Sufficient electrical power to host events as well as public art displays will be distributed within the gate range of the UPS building. A new bike link and a new Spring Street Bridge will be added to provide easier access to the Hudson River Park area.

The Houston Street Mobility Corridor connects East River Park to Hudson River Park. This corridor has a mix of activity and narrow sidewalks with no visual aspects. For the convenience and safety of cyclists An elevated bike lane will be created between East River Park and the Hudson River for the convenience and safety of cyclists. Sidewalks will be widened, landscaping, seating and lighting will be added for the convenience of pedestrians.

Multiple interchanges will be offered for art murals and activations, and a gate will be added between Varick and Hudson at the loading docks and on the ground floor of 395 Hudson. With all these changes, the Business Improvement District hopes to attract more pedestrians to take this route.

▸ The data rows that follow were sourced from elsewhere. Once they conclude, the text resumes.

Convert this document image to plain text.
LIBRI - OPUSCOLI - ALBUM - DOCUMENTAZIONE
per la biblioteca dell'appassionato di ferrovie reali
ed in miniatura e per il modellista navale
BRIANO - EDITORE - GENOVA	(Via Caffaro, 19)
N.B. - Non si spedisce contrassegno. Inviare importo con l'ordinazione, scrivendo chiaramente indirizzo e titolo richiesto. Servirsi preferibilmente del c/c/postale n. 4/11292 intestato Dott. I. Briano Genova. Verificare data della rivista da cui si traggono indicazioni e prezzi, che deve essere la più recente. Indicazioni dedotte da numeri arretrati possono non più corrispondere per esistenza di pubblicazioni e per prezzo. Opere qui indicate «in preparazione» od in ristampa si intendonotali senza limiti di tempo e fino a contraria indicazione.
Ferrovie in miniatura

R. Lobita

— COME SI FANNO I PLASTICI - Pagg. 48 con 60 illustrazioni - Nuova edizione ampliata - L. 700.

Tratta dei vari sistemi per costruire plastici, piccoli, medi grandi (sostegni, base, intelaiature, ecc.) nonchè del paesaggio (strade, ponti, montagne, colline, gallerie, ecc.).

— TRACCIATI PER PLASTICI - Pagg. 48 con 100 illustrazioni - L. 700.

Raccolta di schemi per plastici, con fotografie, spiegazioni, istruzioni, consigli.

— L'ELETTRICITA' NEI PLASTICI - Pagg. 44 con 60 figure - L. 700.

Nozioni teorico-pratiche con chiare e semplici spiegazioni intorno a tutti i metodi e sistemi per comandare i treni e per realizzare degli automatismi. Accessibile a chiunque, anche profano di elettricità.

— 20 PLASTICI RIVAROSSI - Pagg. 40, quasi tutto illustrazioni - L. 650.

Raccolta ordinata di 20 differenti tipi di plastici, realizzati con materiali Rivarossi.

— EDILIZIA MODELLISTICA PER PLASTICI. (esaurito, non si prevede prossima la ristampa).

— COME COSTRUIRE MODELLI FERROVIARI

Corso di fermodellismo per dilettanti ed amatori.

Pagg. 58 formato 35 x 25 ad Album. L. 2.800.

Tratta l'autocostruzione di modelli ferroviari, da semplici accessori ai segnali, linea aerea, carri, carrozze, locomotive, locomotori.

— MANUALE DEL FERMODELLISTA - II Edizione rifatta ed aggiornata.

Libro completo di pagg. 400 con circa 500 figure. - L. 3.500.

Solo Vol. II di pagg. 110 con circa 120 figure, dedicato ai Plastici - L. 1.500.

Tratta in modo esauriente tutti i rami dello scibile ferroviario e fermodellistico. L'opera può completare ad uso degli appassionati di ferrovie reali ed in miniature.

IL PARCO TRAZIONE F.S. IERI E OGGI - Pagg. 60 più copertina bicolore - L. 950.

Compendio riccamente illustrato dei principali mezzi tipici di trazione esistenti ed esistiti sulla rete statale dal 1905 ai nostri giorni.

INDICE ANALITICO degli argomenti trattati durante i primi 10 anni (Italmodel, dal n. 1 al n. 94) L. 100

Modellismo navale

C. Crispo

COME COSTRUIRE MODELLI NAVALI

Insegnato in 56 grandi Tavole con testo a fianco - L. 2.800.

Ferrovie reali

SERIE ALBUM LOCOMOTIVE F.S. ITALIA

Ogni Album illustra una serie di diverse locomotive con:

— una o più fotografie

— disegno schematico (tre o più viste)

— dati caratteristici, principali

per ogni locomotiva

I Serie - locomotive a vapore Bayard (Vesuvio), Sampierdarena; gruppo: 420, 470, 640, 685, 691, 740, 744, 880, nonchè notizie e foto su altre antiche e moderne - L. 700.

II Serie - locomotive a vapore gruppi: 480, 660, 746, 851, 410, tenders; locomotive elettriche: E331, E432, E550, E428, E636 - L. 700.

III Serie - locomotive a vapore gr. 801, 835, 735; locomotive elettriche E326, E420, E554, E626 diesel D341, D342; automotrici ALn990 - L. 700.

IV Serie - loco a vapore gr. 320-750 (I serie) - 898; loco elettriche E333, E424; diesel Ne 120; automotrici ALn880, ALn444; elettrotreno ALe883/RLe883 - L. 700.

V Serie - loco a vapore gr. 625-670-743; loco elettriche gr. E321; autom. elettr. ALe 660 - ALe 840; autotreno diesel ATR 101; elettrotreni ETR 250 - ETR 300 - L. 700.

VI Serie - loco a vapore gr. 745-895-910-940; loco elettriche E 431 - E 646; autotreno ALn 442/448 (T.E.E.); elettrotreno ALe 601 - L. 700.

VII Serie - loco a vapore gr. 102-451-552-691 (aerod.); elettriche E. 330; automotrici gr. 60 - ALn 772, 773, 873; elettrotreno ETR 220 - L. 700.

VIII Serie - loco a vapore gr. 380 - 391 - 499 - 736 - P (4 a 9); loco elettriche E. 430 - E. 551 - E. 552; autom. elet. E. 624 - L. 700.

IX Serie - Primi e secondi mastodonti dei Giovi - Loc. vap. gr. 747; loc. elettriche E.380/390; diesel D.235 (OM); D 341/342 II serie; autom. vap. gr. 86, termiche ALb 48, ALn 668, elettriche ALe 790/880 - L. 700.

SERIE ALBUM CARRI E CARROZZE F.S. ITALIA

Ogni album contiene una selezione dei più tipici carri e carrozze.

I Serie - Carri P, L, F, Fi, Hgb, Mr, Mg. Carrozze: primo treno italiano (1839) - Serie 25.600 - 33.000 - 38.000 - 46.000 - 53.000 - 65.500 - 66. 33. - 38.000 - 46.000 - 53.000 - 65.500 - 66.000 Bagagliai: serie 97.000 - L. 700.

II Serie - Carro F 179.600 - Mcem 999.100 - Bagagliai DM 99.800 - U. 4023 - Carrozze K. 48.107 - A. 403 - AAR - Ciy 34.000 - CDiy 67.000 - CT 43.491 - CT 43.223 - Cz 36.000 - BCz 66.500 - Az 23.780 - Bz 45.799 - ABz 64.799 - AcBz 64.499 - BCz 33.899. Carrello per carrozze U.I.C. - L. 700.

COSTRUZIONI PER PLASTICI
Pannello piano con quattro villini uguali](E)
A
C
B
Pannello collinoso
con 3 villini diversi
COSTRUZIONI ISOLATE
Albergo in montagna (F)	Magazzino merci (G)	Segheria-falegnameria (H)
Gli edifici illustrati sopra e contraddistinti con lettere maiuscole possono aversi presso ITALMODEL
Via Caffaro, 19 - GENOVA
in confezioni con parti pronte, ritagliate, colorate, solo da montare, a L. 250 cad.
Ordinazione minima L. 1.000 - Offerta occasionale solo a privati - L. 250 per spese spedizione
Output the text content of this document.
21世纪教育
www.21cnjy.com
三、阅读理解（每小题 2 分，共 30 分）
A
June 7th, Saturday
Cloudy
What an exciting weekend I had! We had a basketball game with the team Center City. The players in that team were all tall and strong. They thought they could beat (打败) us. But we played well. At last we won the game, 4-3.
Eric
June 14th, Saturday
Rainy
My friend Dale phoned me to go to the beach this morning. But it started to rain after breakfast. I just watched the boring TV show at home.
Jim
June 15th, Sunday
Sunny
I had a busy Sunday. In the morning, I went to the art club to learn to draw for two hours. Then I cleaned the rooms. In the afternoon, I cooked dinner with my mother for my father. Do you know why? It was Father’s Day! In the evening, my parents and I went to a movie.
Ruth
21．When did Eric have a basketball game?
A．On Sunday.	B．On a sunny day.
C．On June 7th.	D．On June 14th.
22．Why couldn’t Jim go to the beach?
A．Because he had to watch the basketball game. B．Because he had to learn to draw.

The Hudson Square area does not have as easy access to the Hudson River Park area as other neighborhoods, especially when the road blocks Route 9A. To get around this, the Business Improvement District plans to build a new bridge, the Spring Street Bridge, over the highway for pedestrians to cross and access the Hudson River Park area.

Thus, many people do not consider or actually enter the area of ​​Hudson Square where the future bridge will stand. To attract more pedestrian traffic to this area, the Business Improvement District plans to construct and plant long-lasting planters at 550 Washington St. and install temporary murals and lighting at the southwest corner of the sanitation garage to direct people to the Hudson River Park Midway Crossing. and hence the waterfront.

The new 10-year plan will require $22 million to be funded through a public-private partnership. An additional $40 million will be needed to build the new Spring Street Bridge, which connects Hudson Square to Hudson River Park.

By: Malka Amar (Malka is an intern at CityLaw and a student at New York Law School, Class of 2023.)

Economic Development Corporation. Mayor Adams, NYCEDC, DOT, Hudson Square Business Improvement District Unveiling Newly Renovated Hudson Street (July 12, 2022).